I have decided to approach this in two stages, the first being to add additional weight to the tender and then, only if necessary, install an alternate means of electrical contact between the bogie and the tender chassis. This post focuses on the first step only.

Marcus Ammann's very informative web page, Modelling the Main North with DCC (http://www.members.optusnet.com.au/mainnorth/D50)
provides guidance on how to remove the top of the tender. Having done that, my first thought was to add a strip of lead on the inside running the full length of the tender. However, a dummy fit with an equivalent piece of styrene felt as if I was applying pressure to the wires coming out of the top of the circuit board. Instead, I decided to glue a strip of lead into the space provided by the coal moulding. It was glued with super glue and then some blue-tack was added to assist the adhesion. I then glued a strip of very thin styrene beneath it to act as an insulator between the lead and the circuit board should the lead come adrift. I know, probably an overkill with multiple redundancies.

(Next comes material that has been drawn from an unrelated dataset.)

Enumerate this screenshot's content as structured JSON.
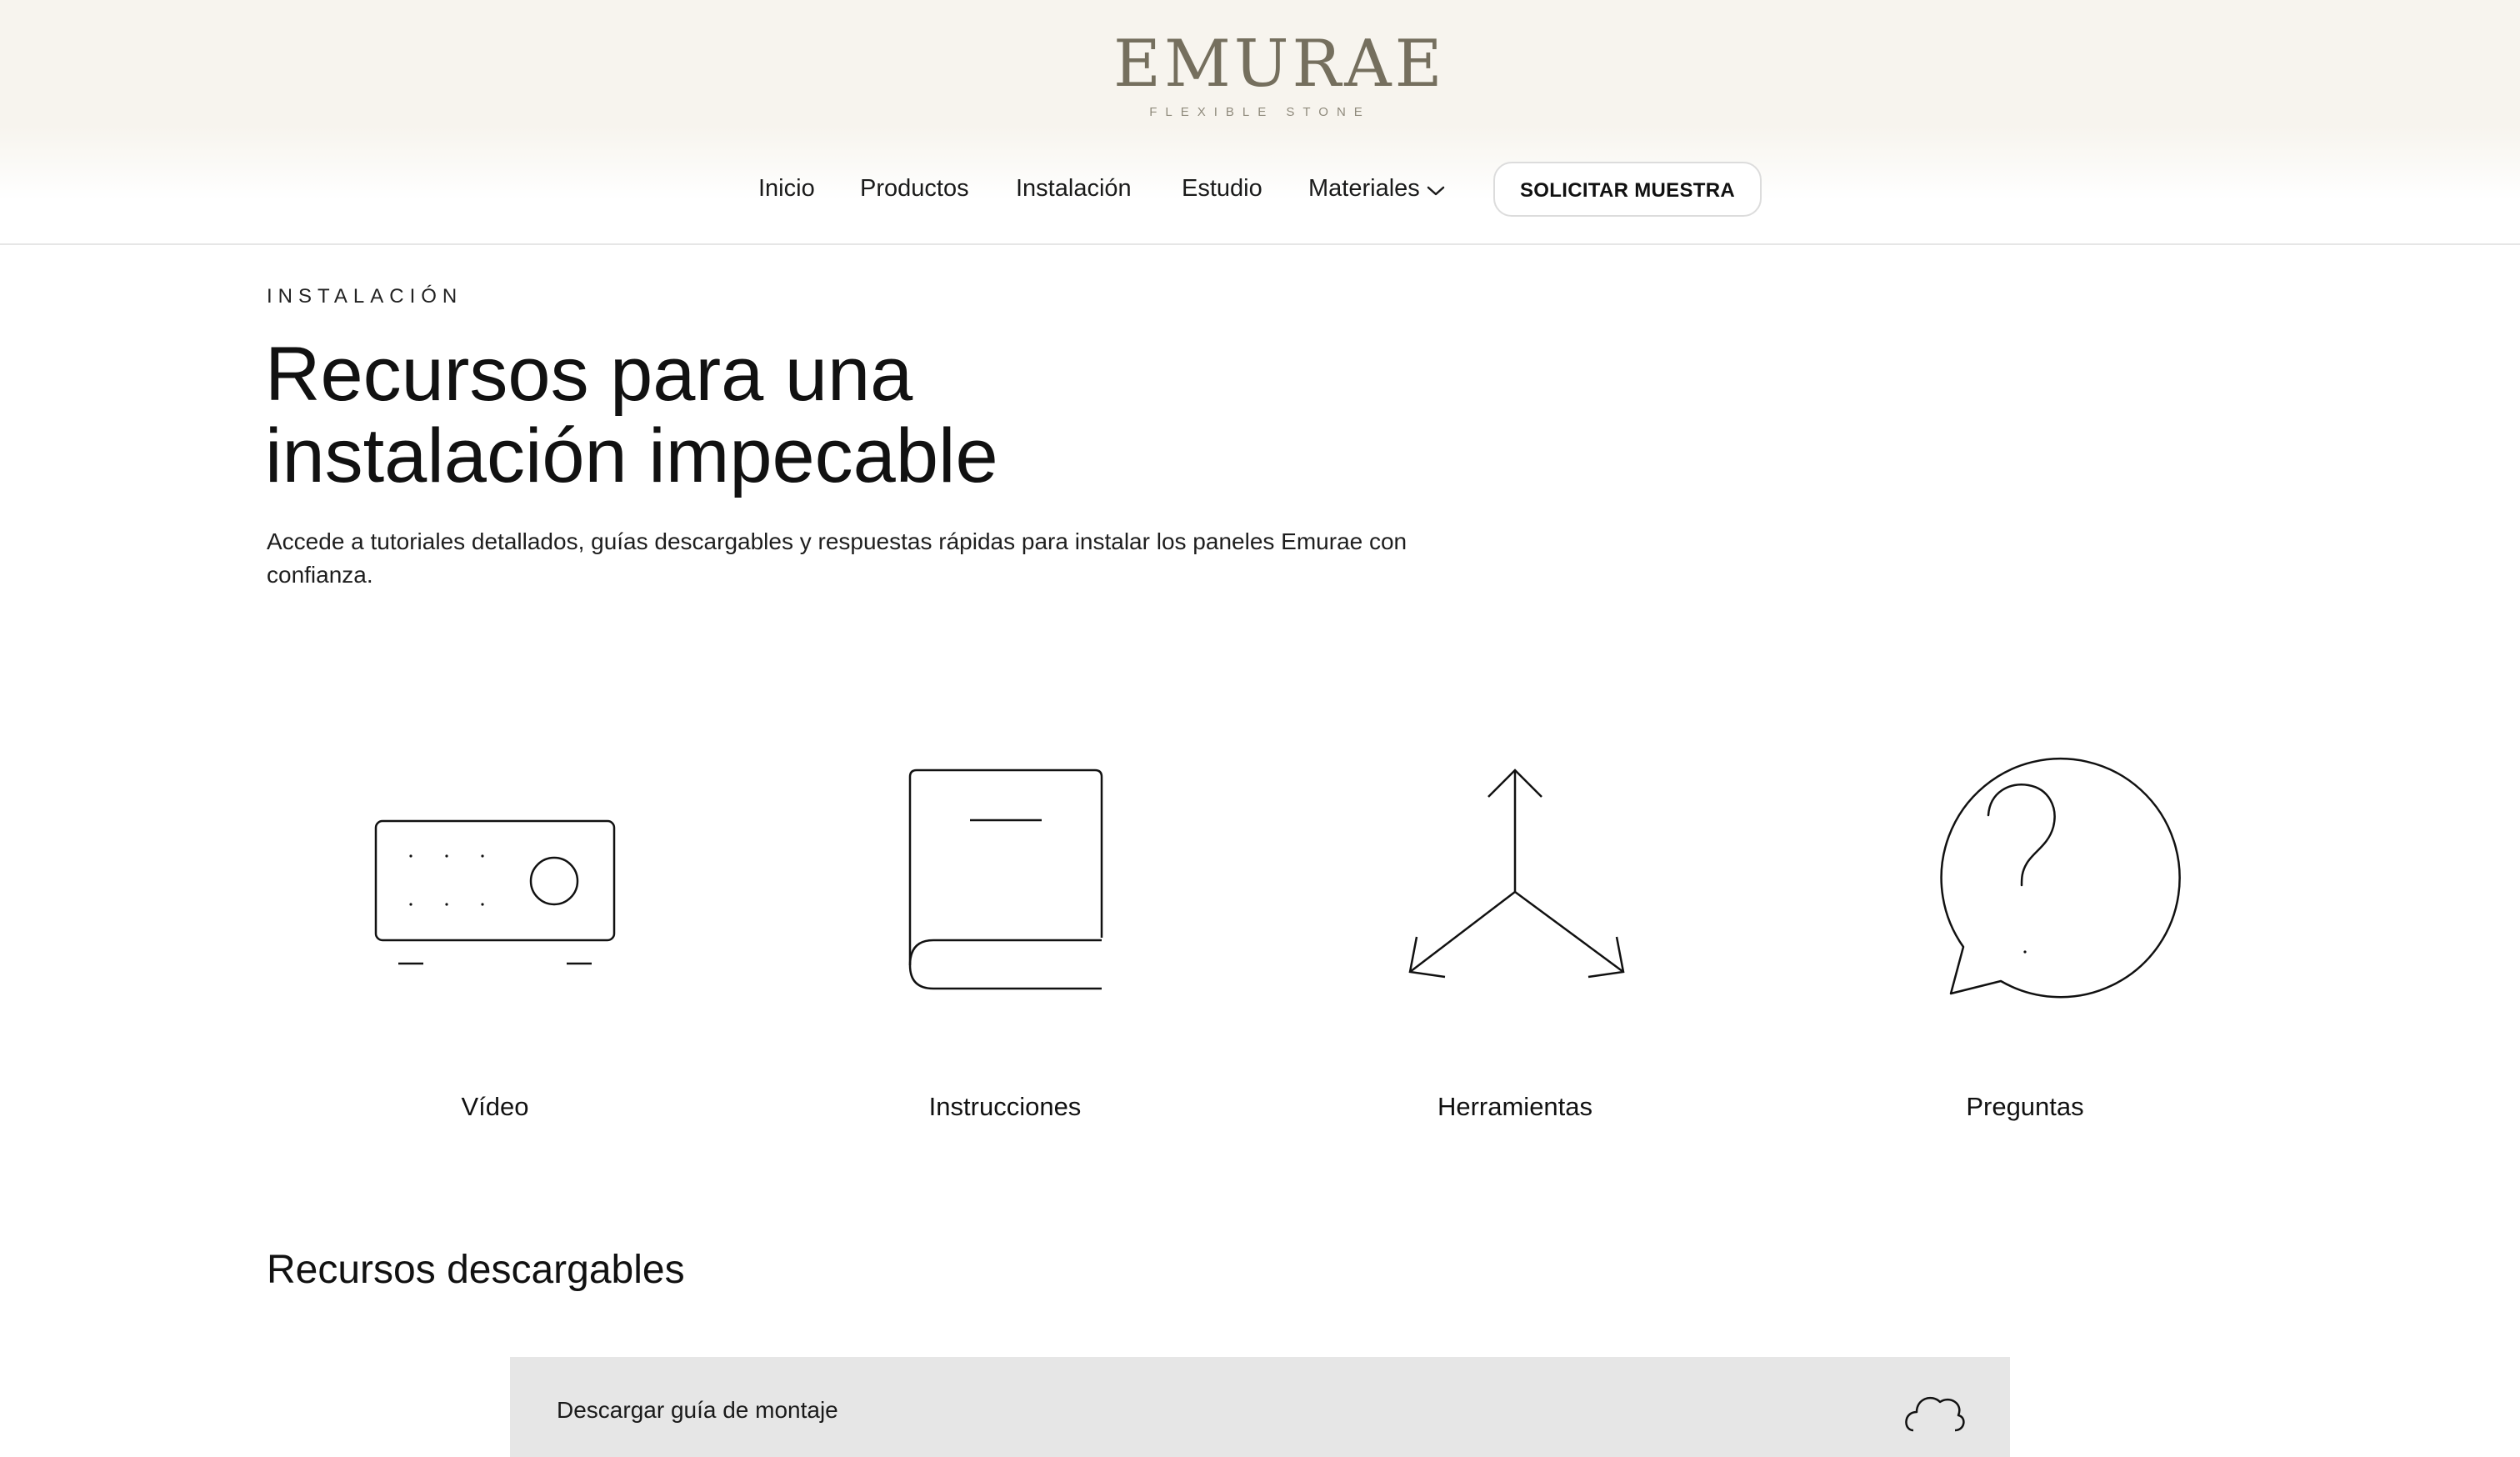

I then added a further strip of lead to the top of the coal in the tender. The photo opposite is a good example of how some colours can change when photographed. The lead is actually a grey colour, not the bronze shade that is shown in the photo. Coal was added to the cover the lead although as can be seen from the photo below some extra coal is still necessary. However, I won't do that until after the locomotive has been weathered. I'll probably make it a fairly full load which may mean moving the apex of the coal more toward the centre of the tender than it is at present.

The results of the early runs after the additional of the extra weight are positive with the instances of the hesitancy reduced and no derailments of the tender bogies to date. However, the real test will come when it's time to move the full coal wagons to Port Waratah.

Thursday, 8 October 2015

It Broke

Some readers will recall that I wrote about the Woodland Scenics 'Tidy Track' and another wheel cleaning product in two posts several years ago. Well, the 'Tidy Track' continued to deliver sterling service - until it broke a few weeks ago! For a little while, I tried to persevere with a shorter handle, but with one telegraph pole broken and some close calls with signals, it was time to do something about it.

I'm sure the people from Woodland Scenics would say that the failure was as a result of misuse.  In reality, it probably was a combination of fatigue and too much downward force creating a stress beyond what the plastic handle could withstand. But, after just two and half years, it's still a bit disappointing.  However, it has been a  useful tool, too useful to consign to the rubbish bin. So the search was on for a suitable repair.

So far three possible solutions have been considered. The first two involve the use of a short length of heavy duty conduit as a sleeve and the third uses a piece of timber to replace the plastic handle.

The first attempt, hereafter referred to as Plan A, involved an attempt to glue the original handle inside the conduit.As with most Plan As, it didn't work too well. The concept of the conduit as a method of splicing the handle together worked OK but the glue failed when the tool was pushed forward. It might have been a different story, if I hadn't tried the make the overall handle longer than it had previously been.

So on to Plan B. The conduit was the same but this time, I drilled and inserted two screws, one through each of the remnant parts of the handle. So far, this arrangement seems to be working and the handle is a bit longer than previously.

However, if Plan B does not work over time, Plan C will be the replacement of a whole handle with a piece of timber. The problem with this option may be the loss of some flexibility in the head/handle interface.

Time will tell but a least the track is getting cleaned, AND the scenery is not being damaged!